The grantees estimate that the projects will improve efficiency and save the health care system approximately $120.5 million during the next three years. More broadly, the grant program aims to establish replicable models for use across the country.

Overall, the center awarded approximately $900 million to 107 projects (innovations.cms.gov/initiatives/innovation-awards/project-profiles.html). The agency received approximately 3,000 applications.

TransforMED, which provides consulting to physician practices, is leading an effort to expand the patient-centered medical home concept into what it calls a “medical neighborhood.”

In patient-centered medical homes, primary care physicians actively manage the health of their patients as opposed to just treating them when they are sick. The goal is to ensure that small problems do not mushroom into worse — and more costly — conditions and to keep chronic conditions in check.

The TransforMED medical neighborhood project incorporates hospitals, specialists and other providers to the patient-centered mix in 16 markets across the country, including Via Christi Health in Wichita.

“Everybody knows that primary care by itself can’t solve all the cost and quality issues that are facing the U.S. health care system,” said Dr. Terry McGeeney, president and CEO of TransforMED.

TransforMED’s partners are Dallas-area firms VHA Inc. and Phytel.

VHA is a nationwide network of more than 70,000 nonprofit providers that collaborate in areas such as purchasing and clinical performance. Phytel is a developer and provider of electronic health record technology.

The partners particularly wanted a Kansas site, McGeeney said, because the state lacks well-established networks between independent physicians and hospitals.

The partners and CMS identified the 16 participating sites based on factors that included size and geographic diversity, said Dr. Peggy Naas, VHA’s vice president for physician strategies.

A patient-centered medical home is great, Naas said, but it becomes an “isolated jewel of wonderfulness” without good connections to other providers.

Plans call for approximately six primary care practices to participate in each market.

Naas said she hoped that mental health and dental providers would be part of the medical neighborhoods. Those are two services that safety net providers say underinsured and uninsured patients need most.

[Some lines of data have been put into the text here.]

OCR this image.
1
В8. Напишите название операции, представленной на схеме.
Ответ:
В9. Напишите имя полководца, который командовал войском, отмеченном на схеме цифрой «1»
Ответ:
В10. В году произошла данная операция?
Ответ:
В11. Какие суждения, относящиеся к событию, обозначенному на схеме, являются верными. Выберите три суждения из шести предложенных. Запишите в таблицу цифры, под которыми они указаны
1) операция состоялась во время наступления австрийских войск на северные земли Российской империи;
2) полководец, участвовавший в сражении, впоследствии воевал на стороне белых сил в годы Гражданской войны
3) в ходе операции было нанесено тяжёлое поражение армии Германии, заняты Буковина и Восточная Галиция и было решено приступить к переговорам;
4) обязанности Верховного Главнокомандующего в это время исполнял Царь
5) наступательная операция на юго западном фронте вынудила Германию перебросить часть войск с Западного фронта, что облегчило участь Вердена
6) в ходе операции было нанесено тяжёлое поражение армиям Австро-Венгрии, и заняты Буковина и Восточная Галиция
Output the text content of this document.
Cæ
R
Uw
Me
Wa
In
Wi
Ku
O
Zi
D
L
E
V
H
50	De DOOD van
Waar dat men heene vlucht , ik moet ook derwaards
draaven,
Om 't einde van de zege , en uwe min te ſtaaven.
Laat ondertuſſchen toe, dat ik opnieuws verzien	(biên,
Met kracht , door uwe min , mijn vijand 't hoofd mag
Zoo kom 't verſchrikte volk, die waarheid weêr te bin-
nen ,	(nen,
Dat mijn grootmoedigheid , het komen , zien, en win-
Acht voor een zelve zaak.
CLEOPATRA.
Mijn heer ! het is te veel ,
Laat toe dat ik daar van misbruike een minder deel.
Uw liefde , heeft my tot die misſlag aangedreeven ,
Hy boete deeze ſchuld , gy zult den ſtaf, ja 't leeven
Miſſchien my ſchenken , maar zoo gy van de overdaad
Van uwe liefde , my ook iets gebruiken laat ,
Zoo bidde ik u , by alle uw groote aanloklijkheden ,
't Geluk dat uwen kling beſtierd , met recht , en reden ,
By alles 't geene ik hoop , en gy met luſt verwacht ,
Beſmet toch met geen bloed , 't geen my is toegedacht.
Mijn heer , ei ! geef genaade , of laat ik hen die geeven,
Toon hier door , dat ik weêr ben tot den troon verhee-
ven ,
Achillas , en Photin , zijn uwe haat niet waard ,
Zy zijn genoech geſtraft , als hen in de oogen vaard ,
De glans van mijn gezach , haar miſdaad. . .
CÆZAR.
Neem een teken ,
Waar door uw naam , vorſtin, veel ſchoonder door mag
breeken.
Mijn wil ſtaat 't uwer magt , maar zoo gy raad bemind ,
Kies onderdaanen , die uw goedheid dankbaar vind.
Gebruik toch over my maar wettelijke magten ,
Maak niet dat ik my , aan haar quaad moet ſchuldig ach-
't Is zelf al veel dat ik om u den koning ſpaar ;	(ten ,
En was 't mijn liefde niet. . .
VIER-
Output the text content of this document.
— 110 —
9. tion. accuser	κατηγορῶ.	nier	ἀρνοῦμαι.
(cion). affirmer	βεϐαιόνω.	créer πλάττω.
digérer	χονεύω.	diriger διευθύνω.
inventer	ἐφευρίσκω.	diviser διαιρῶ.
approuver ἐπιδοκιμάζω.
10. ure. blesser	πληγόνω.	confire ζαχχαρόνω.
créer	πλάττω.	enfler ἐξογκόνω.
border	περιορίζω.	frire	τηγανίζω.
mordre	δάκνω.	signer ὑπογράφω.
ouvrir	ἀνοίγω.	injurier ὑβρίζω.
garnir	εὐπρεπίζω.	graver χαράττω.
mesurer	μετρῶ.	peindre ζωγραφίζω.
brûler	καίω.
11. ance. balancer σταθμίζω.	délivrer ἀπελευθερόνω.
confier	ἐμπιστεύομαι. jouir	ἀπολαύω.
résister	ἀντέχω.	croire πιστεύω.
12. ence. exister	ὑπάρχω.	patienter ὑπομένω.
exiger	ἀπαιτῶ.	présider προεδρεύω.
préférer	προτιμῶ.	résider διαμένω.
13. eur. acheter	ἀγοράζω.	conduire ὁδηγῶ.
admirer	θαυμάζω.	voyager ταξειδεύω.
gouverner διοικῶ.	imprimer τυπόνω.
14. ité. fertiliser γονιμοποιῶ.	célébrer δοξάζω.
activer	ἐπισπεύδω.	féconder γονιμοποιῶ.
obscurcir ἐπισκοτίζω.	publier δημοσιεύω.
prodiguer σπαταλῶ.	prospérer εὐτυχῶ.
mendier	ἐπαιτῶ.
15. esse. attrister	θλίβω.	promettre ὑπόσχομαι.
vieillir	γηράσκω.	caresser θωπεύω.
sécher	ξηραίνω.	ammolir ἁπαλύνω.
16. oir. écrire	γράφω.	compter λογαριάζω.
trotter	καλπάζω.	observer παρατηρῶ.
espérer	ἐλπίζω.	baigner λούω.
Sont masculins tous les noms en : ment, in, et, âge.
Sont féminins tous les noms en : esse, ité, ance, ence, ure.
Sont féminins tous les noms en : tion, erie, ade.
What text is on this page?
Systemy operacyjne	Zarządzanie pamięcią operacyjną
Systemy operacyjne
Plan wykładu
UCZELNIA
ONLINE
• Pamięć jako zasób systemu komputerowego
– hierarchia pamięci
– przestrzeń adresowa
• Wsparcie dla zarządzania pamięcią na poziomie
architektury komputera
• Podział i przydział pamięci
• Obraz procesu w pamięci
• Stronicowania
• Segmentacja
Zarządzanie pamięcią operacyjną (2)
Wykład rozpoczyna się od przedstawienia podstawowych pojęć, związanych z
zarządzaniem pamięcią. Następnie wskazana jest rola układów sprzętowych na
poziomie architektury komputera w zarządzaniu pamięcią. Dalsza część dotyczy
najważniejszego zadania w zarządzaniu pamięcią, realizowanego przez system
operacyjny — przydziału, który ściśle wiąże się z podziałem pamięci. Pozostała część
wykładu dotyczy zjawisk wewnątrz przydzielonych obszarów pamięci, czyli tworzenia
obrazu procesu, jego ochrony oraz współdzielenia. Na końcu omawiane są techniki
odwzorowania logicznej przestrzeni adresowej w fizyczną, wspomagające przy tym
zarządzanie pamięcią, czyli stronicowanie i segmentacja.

She said uninsured patients also might benefit from this well-connected system when, for instance, an individual makes an emergency room visit and a care coordinator determines that he or she qualifies for public health benefits.
Truman Medical Centers, along with other local partners, is participating in a grant administered by the Center for State Health Policy at Rutgers University in New Brunswick, N.J.

The effort will build upon two Truman programs, Guided Chronic Care and Passport to Wellness, that provide comprehensive services, including social workers, aimed at improving the health of high-utilization patients. Guided Chronic Care, for instance, focuses on heart failure patients.

Communities Creating Opportunity, a faith-based organization in Kansas City, Mo., is also participating through its program to reduce reliance on high-cost emergency care in certain ER hot spots within the city (https://hcfgkc.org/news/reliance-emergency-rooms-signals-failure-health-c...).

Since they began in April 2010, the two Truman programs have enrolled 186 patients, according to Dr. Shauna Roberts, corporate quality medical director.

The innovation grant calls for expanding services to an additional 750 patients.
Other communities participating in the Rutgers grant are Allentown, Pa., Aurora, Colo., and San Diego.

Lessons learned from the grant program should benefit more than just disadvantaged individuals, Roberts said.

“If we can figure out how to do this with some of the most vulnerable and disadvantaged people,” she said, “we will have learned some things that are replicable and helpful for other people when they have health care needs when they are vulnerable.”

For instance, she said, “When I’m 95 and ill, I want someone there like this for me.”